The United States is keeping on its promise to tighten the lid on Iran, even before the Islamic Republic started raining down rockets on American military installations in Iraq.

On Saturday, US President Donald Trump disclosed on social media that the United States would not remove the sanctions it slapped against Iran just to negotiate.

Trump's Twitter statement was apparently in reaction to a Der Spiegel interview with Iran's Foreign Affairs Minister Mohammad Javad Zarif, who he said was still willing to talk on condition the US "correct[ed] its past" and scrap a series of tough economic measures imposed against Iran. "No Thanks!" Trump said on Twitter in English, and later in Farsi.
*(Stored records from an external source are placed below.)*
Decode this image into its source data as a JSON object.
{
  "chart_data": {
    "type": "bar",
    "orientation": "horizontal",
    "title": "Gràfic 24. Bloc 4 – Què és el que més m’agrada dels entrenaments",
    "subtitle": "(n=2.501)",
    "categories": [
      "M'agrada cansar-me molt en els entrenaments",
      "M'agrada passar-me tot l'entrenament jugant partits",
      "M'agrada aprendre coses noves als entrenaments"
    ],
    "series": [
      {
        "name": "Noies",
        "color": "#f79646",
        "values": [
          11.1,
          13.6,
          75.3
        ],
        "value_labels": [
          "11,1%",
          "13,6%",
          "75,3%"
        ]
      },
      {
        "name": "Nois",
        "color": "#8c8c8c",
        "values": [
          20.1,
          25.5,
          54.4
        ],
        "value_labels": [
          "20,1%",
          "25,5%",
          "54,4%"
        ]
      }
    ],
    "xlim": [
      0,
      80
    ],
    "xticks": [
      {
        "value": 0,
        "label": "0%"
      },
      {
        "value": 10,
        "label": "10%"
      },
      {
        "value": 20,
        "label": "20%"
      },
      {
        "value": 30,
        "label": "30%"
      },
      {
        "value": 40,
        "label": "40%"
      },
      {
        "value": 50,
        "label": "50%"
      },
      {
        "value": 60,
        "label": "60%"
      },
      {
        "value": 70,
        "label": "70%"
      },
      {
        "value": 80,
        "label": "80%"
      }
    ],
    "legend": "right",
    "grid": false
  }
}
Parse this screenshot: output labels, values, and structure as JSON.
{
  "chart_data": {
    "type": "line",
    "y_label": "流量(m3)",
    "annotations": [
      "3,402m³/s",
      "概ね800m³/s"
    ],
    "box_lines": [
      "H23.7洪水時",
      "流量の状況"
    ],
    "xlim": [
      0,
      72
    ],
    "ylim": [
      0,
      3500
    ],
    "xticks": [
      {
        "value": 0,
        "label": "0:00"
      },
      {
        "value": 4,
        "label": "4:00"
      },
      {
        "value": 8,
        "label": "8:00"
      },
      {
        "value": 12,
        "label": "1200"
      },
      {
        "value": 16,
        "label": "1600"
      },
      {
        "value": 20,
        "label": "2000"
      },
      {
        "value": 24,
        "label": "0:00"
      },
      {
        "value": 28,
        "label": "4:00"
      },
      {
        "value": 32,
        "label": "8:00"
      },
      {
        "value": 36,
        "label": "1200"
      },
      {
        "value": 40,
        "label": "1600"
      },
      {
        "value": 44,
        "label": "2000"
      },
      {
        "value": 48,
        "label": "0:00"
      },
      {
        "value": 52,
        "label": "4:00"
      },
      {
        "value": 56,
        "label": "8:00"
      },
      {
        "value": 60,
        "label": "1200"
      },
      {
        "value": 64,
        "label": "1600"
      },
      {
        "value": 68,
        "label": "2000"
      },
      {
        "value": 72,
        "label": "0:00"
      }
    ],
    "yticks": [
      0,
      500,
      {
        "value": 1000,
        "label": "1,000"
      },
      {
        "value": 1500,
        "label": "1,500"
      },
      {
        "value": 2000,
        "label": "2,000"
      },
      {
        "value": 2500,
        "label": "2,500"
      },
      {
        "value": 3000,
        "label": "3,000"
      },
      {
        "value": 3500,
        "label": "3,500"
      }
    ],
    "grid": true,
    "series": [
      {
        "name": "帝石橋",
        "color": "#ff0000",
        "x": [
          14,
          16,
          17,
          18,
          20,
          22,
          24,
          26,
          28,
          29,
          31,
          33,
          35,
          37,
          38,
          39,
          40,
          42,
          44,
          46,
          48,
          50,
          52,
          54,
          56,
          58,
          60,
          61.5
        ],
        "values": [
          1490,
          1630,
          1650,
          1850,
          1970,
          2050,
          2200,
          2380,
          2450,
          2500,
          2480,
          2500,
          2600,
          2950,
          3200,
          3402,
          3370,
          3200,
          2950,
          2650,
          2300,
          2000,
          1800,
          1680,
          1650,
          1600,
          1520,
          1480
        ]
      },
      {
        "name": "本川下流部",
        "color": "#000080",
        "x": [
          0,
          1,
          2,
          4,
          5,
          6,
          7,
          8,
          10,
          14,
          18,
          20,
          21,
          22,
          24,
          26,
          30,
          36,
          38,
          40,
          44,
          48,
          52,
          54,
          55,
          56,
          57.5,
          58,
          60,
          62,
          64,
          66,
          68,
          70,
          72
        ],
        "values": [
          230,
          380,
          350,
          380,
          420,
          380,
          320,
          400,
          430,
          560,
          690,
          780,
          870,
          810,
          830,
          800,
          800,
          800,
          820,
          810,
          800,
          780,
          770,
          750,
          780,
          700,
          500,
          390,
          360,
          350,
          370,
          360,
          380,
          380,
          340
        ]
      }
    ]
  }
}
On Sunday, Zarif hit back on Twitter by saying an excerpt from the interview with Der Spiegel: "@realdonaldtrump is better advised to base his foreign policy comments and decisions on facts, rather than @FoxNews headlines or his Farsi translators."

The US and Iran has been embroiled in heated tensions since 2018, when Trump withdrew the US from a historic nuclear deal formalized between Iran and world leaders.

Washington has since re-implemented crippling penalties on Iran's economy while calling for negotiations on a new agreement that also tackled Iran's nuclear activities and its support for regional armed organizations.

In other developments, Iranian President Hassan Rouhani said he would resign over the downing of a Ukrainian commercial airliner carrying 176 passengers earlier this month, The New York Times reported.

Iran's Islamic Revolutionary Guard Corps, after days of being silent about the tragedy, said it unintentionally shot down the aircraft in the midst of deepening animosities with the US that have since eased in the last weeks.

Errors in communication have reportedly been the culprit that led to a military officer firing missiles at the passenger plane, thinking it was a hostile American jet.

Immediately after realizing what had actually happened, the IRGC started to cover its tracks, and refused to even tell the Iranian leader the truth for days.

Rouhani took a low profile and was said to have even refused to answer phone calls from other world leaders because he did not know exactly what to tell them. Iran's military officials also hid from public view when Rouhani tried to contact them.

When Rouhani finally knew what really happened, officials close to him told the Times that he became very angry and demanded that Iran take the responsibility and face the consequences.

Top Iranian military commanders reportedly argued with Rouhani out of worries that the news would damage the state. That was when Rouhani said he would step down as the country's president.